El peso de la historia

NO sabría decir con certeza cuál es el tema en Enrique VIII: ¿las luchas políticas en la corte? ¿La futilidad de la gloria? ¿La soledad en la cima del poder? Tal vez todos. Es un relato pródigo en sucesos, pero el motor que los unifica y los dirige tiene una fuerza muy tenue. Quizá se deba al propio peso de la Historia, la que va con mayúscula. Cuando Shakespeare compuso la obra, una de las últimas que firmó, todavía no había pasado un siglo desde que habían tenido lugar los acontecimientos que describe. Puede que no hubiera mucho margen para adaptar sucesos o personajes a unos requisitos más dramáticos cuando el conocimiento de los hechos sería general. O tal vez no pudiera comprometerse en exceso la figura del padre de la recientemente fallecida, pero todavía respetada, reina Isabel. En cualquier caso, parece que hay un intento por ceñirse a la letra de la Historia (o a su versión aceptada), que Shakespeare subraya con el título alternativo que le puso a su texto: All is true, todo es verdad.

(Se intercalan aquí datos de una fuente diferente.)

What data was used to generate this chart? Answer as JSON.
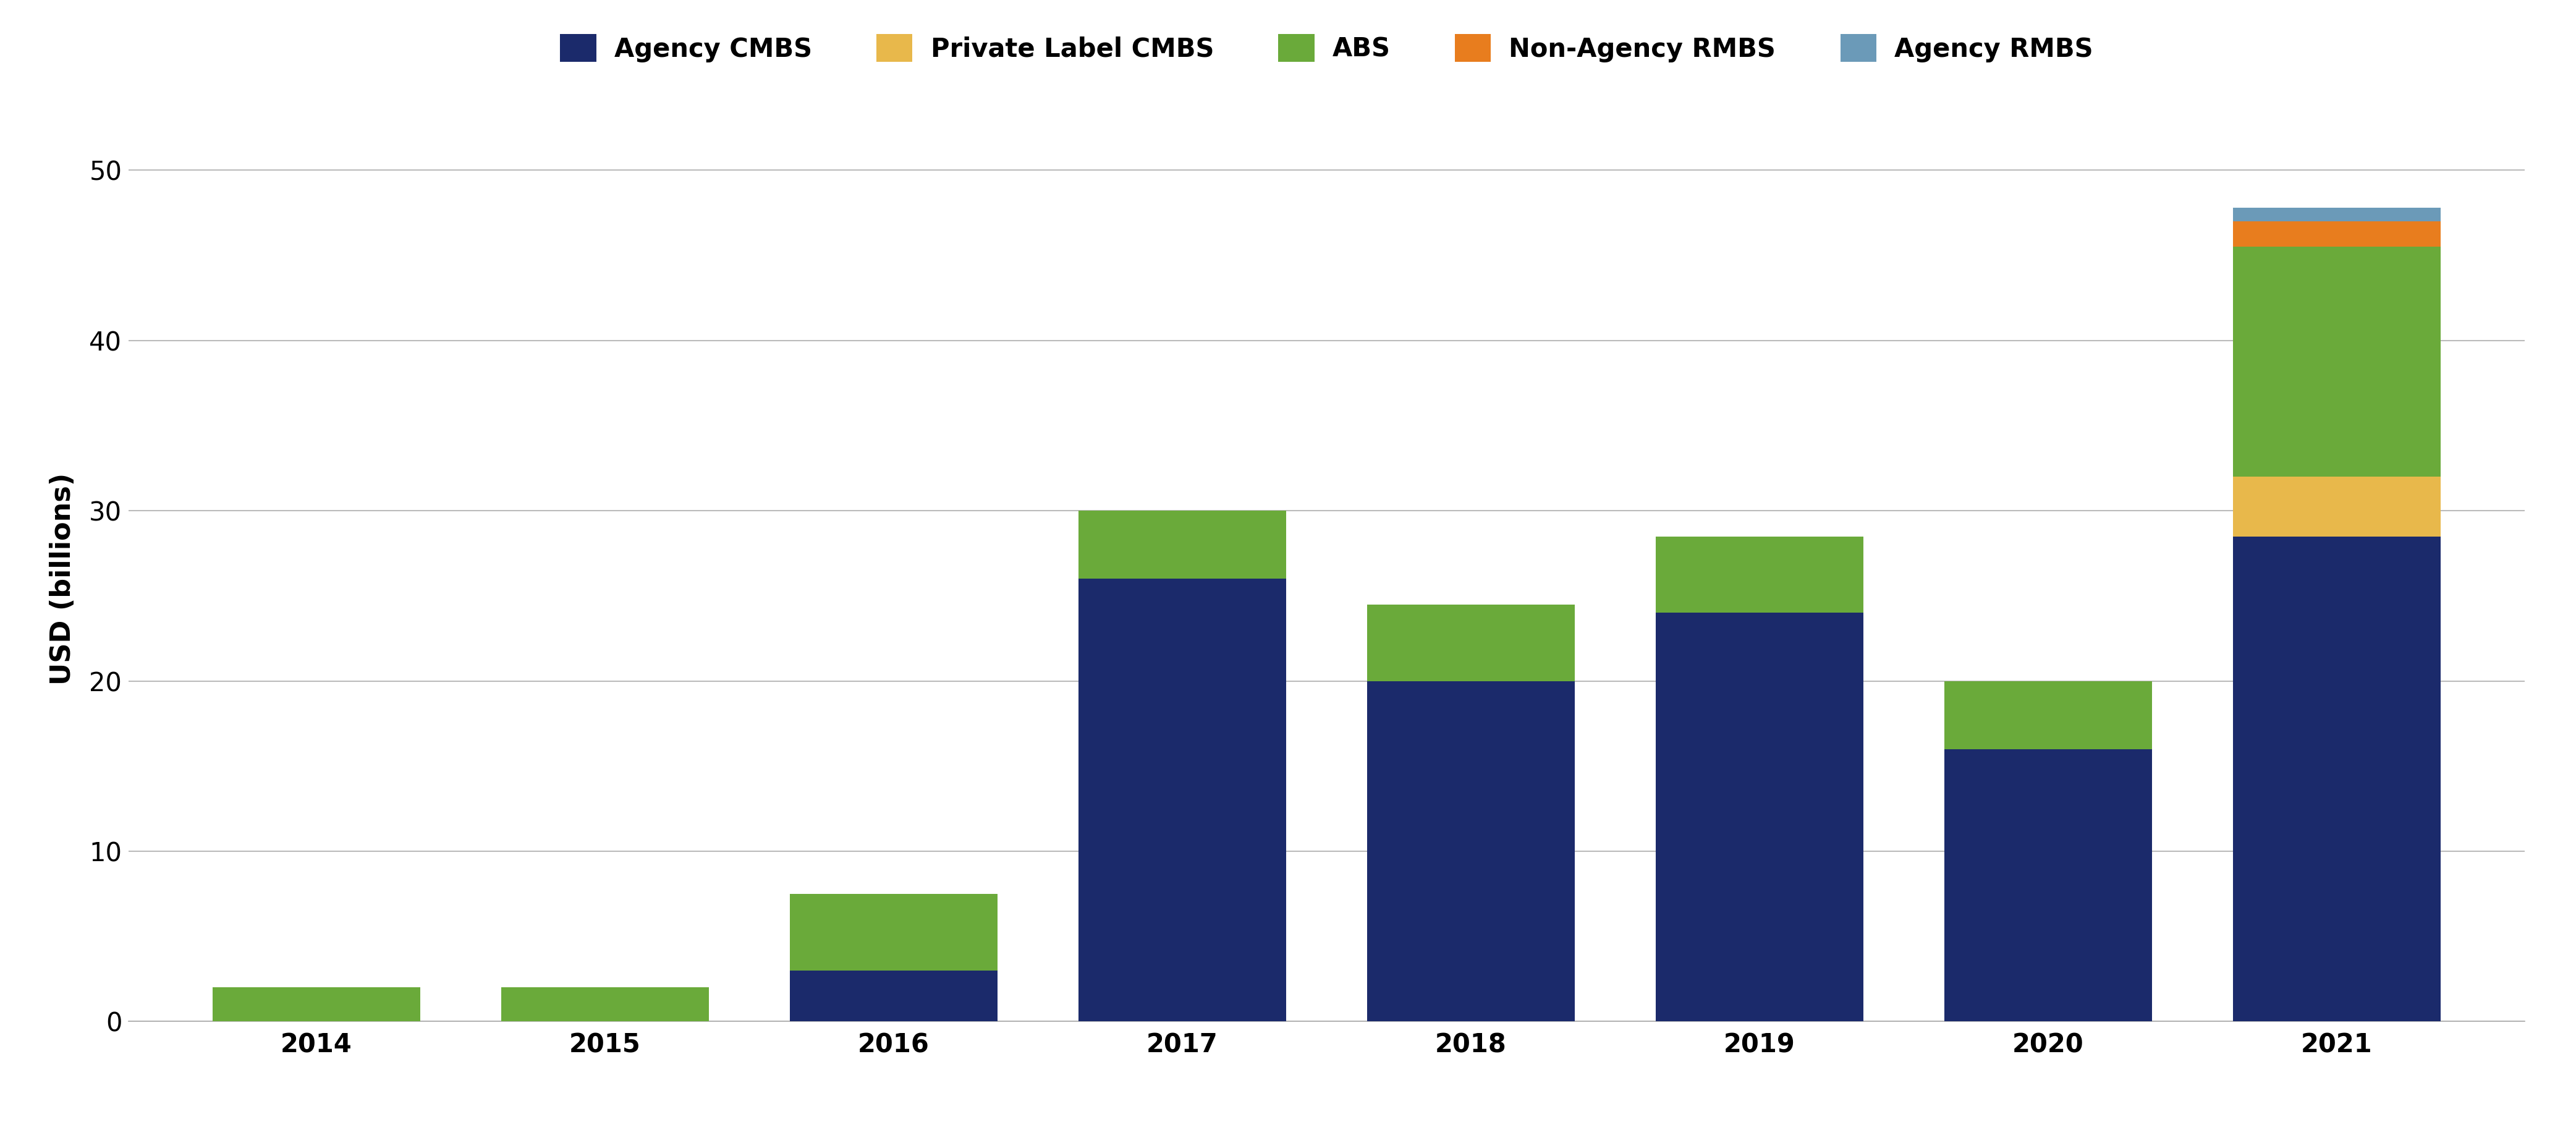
{
  "years": [
    "2014",
    "2015",
    "2016",
    "2017",
    "2018",
    "2019",
    "2020",
    "2021"
  ],
  "agency_cmbs": [
    0.0,
    0.0,
    3.0,
    26.0,
    20.0,
    24.0,
    16.0,
    28.5
  ],
  "private_label_cmbs": [
    0.0,
    0.0,
    0.0,
    0.0,
    0.0,
    0.0,
    0.0,
    3.5
  ],
  "abs": [
    2.0,
    2.0,
    4.5,
    4.0,
    4.5,
    4.5,
    4.0,
    13.5
  ],
  "non_agency_rmbs": [
    0.0,
    0.0,
    0.0,
    0.0,
    0.0,
    0.0,
    0.0,
    1.5
  ],
  "agency_rmbs": [
    0.0,
    0.0,
    0.0,
    0.0,
    0.0,
    0.0,
    0.0,
    0.8
  ],
  "colors": {
    "agency_cmbs": "#1b2a6b",
    "private_label_cmbs": "#e8b84b",
    "abs": "#6aaa3a",
    "non_agency_rmbs": "#e87d1e",
    "agency_rmbs": "#6b9ab8"
  },
  "labels": {
    "agency_cmbs": "Agency CMBS",
    "private_label_cmbs": "Private Label CMBS",
    "abs": "ABS",
    "non_agency_rmbs": "Non-Agency RMBS",
    "agency_rmbs": "Agency RMBS"
  },
  "ylabel": "USD (billions)",
  "ylim": [
    0,
    52
  ],
  "yticks": [
    0,
    10,
    20,
    30,
    40,
    50
  ],
  "bar_width": 0.72,
  "background_color": "#ffffff",
  "grid_color": "#bbbbbb",
  "tick_fontsize": 30,
  "label_fontsize": 32,
  "legend_fontsize": 30
}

Será verdad, pero solo hasta cierto punto. Hasta el nacimiento de Isabel, cuya futura gloria se exalta, en contraste con la desgraciada Catalina. Shakespeare no va más allá. Tal vez por quedarse con un final álgido, tal vez por no poner al rey protagonista ante episodios más comprometedores, o tal vez porque no le convenga a él mismo profundizar en la querella entre católicos y protestantes. En cualquier caso, Catalina no es la única que cae: antes o después de ella van Buckinham, el cardenal Wolsey y casi el protestante Cranmer, que se salva por los pelos. Como señala Harold Bloom, el gran comentarista de Shakespeare, los personajes nos parecen más dignos, más interesantes, cuando caen que en sus momentos de gloria. Tal vez aquí se vea más la mano del gran creador de personajes que fue el dramaturgo inglés que en el resto de los sucesos que nos cuenta en el resto de la obra. Obra que, por cierto, se supone que escribió en colaboración con John Fletcher, pero cuya coautoría se suele obviar, como en este caso. Probablemente, también por el desequilibrio en el peso que la historia ha conferido a uno y a otro autor.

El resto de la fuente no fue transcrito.